Tela Quente hoje exibe o filme Avatar: O Caminho da Água

Filme é um sucesso de bilheteria

Nesta segunda-feira, 27 de de julho, a Globo escolheu para a Tela Quente o filme “Avatar: O Caminho da Água”, um sucesso de bilheteria. A Tela Quente vai começar às 22h25, logo após a novela Quem Ama Cuida.

História do filme da Tele Quente hoje

Mais de uma década após transformar a indústria cinematográfica com o primeiro Avatar, o diretor James Cameron retorna a Pandora em Avatar: O Caminho da Água. O novo capítulo da franquia expande as fronteiras do planeta fictício ao transferir o eixo da narrativa para o ecossistema marinho, apresentando uma obra que supera as deficiências estruturais do antecessor ao apostar em um desenvolvimento de personagens substancialmente mais rico e em um espetáculo técnico sem precedentes.

A trama acompanha a família formada por Jake Sully e Neytiri anos após a expulsão inicial dos humanos. A paz do clã é interrompida com o retorno da força colonizadora militarizada, que agora conta com o Coronel Miles Quaritch reencarnado em um corpo Na’vi. Para proteger a tribo da floresta da perseguição promovida pelo vilão, a família Sully abandona seu lar e busca refúgio com o povo Metkayina, uma tribo adaptada às dinâmicas costeiras e aquáticas de Pandora.
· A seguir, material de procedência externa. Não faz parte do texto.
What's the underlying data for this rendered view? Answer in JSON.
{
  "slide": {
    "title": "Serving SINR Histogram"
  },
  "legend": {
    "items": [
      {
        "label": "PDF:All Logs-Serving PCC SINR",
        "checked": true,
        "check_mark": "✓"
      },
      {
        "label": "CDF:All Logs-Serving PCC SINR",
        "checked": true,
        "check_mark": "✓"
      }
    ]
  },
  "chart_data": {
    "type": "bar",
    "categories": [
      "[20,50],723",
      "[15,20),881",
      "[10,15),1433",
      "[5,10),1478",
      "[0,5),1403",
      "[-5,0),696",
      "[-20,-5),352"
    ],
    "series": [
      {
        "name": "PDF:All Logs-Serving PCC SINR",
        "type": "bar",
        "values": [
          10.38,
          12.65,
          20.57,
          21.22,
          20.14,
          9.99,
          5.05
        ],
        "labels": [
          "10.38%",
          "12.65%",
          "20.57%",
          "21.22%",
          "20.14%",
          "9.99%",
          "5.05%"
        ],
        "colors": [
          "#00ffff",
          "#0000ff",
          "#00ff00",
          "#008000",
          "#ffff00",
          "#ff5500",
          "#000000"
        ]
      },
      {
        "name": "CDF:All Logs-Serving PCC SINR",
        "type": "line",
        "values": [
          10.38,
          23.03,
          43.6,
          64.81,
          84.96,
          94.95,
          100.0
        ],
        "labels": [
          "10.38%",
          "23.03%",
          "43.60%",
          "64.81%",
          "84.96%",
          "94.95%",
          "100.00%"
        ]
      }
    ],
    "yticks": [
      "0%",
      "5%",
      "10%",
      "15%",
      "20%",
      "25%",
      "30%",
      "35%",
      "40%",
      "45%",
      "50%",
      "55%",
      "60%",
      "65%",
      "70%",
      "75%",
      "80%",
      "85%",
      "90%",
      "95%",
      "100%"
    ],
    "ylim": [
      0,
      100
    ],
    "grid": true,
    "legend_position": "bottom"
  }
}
É na transição para o novo bioma que a obra atinge seu apogeu criativo e temático. O roteiro, assinado por Cameron em parceria com uma equipe reforçada de roteiristas, descentraliza a figura do protagonista tradicional e confere protagonismo à segunda geração. O foco nos conflitos de amadurecimento dos filhos do casal Sully insere camadas de sensibilidade à narrativa, aproximando o público de arcos dramáticos universais sobre pertencimento, identidade e dinâmicas familiares.

O ponto focal da proposta ecológica do longa reside no ecossistema oceânico e na introdução dos Tulkun, criaturas semelhantes a baleias que estabelecem laços espirituais e culturais com os habitantes locais. O desenvolvimento da amizade entre o jovem Lo’ak e o marginalizado Tulkun Payakan constitui uma das sequências de narrativa visual mais eficientes da carreira do diretor. Ao humanizar as criaturas e detalhar a crueldade da exploração promovida pelos humanos, o filme constrói uma tensão dramática na qual o impacto da destruição ambiental é sentido de forma imediata e visceral.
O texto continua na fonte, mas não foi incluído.